Researchers at Dana-Farber/Boston Children’s: Differences in wiring of “exhausted” and effective T cells indicate possible gene-editing targets
Reporter: Aviva Lev-Ari, PhD, RN
“Exhausted T cells display a variety of functional defects,” says Nicholas Haining, MD, of Dana-Farber/Boston Children’s, senior author of the new paper. “They are paralyzed and don’t have the fire-power to destroy cancer or virally-infected cells. For us, the question in this study was, do exhausted cells represent a distinct type of T cell or are they merely a ‘groggy’ version of functional T cells?”
With chronically infected mice as their model, the researchers used a new technology called ATAC-seq to map the regulatory regions of the genome – the sections of DNA involved in switching genes on and off – in the animals’ exhausted and functional CD8+ T cells. (CD8+ T cells are programmed to identify and eliminate cancerous and infected cells.)

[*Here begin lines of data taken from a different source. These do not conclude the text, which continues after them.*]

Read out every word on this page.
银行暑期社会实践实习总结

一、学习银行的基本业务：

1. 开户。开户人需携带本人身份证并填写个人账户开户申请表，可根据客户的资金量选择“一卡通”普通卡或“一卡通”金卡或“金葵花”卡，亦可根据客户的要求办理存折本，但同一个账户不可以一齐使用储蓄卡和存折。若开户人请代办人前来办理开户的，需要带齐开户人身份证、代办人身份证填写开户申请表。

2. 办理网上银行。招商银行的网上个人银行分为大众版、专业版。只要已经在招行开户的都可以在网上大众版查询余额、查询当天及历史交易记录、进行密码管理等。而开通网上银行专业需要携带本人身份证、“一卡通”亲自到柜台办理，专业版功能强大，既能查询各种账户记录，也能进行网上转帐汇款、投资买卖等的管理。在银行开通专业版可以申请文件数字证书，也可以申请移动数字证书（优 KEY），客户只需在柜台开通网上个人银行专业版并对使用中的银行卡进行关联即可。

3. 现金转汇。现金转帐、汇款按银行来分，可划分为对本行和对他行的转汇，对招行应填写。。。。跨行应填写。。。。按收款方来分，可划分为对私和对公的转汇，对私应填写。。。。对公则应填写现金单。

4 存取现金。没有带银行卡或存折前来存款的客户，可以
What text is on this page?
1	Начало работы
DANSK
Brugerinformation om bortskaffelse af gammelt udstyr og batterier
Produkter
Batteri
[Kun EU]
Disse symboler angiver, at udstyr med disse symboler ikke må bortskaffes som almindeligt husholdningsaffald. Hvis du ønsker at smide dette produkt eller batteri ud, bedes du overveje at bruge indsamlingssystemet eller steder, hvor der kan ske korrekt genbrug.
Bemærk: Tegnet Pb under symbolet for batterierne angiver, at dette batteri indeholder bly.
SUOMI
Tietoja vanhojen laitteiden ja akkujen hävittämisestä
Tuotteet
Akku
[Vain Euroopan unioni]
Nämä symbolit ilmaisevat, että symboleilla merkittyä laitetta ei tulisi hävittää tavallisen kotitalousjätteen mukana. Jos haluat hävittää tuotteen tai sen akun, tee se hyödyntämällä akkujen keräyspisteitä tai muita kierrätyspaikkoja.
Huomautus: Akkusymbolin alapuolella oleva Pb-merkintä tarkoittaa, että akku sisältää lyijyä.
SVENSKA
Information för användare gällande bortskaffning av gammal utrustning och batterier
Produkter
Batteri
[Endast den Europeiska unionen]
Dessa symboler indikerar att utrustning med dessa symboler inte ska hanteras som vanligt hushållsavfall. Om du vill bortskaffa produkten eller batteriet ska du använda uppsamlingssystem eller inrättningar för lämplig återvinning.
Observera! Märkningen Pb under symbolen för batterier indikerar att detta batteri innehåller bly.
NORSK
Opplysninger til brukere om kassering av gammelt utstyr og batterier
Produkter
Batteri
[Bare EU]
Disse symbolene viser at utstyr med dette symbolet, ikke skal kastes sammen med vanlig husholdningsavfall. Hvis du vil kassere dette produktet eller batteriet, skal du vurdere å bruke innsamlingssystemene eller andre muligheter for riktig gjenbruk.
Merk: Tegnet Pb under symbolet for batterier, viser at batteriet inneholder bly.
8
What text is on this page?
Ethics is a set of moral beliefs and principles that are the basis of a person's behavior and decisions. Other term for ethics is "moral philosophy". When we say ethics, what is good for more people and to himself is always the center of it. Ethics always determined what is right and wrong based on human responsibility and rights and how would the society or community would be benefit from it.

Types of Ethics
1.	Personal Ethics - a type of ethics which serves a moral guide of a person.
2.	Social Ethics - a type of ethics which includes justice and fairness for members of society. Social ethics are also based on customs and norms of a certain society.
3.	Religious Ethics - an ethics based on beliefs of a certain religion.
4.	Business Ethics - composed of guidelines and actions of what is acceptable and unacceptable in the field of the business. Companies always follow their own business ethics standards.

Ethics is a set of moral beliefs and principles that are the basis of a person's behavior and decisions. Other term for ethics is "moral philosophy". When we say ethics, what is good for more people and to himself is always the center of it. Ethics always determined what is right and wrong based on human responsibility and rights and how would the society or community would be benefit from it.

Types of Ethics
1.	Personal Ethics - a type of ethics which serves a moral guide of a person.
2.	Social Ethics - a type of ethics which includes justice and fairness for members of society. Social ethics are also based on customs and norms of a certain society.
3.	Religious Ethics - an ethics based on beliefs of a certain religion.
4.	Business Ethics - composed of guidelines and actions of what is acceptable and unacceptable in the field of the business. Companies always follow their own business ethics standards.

“We found the landscape of regulatory regions to be fundamentally different in exhausted and functional T cells,” Haining says. “There were thousands of instances where a regulatory region appeared in exhausted T cells but not in their functional counterparts, and vice versa. This tells us that the two types of cells use very different wiring diagrams to control their gene activity.”
The researchers then tested whether removing a regulatory stretch of DNA that spurs the production of PD-1 would drive down expression of the protein. Using CRISPR/Cas9 technology, they snipped out that region and indeed, PD-1 expression dropped.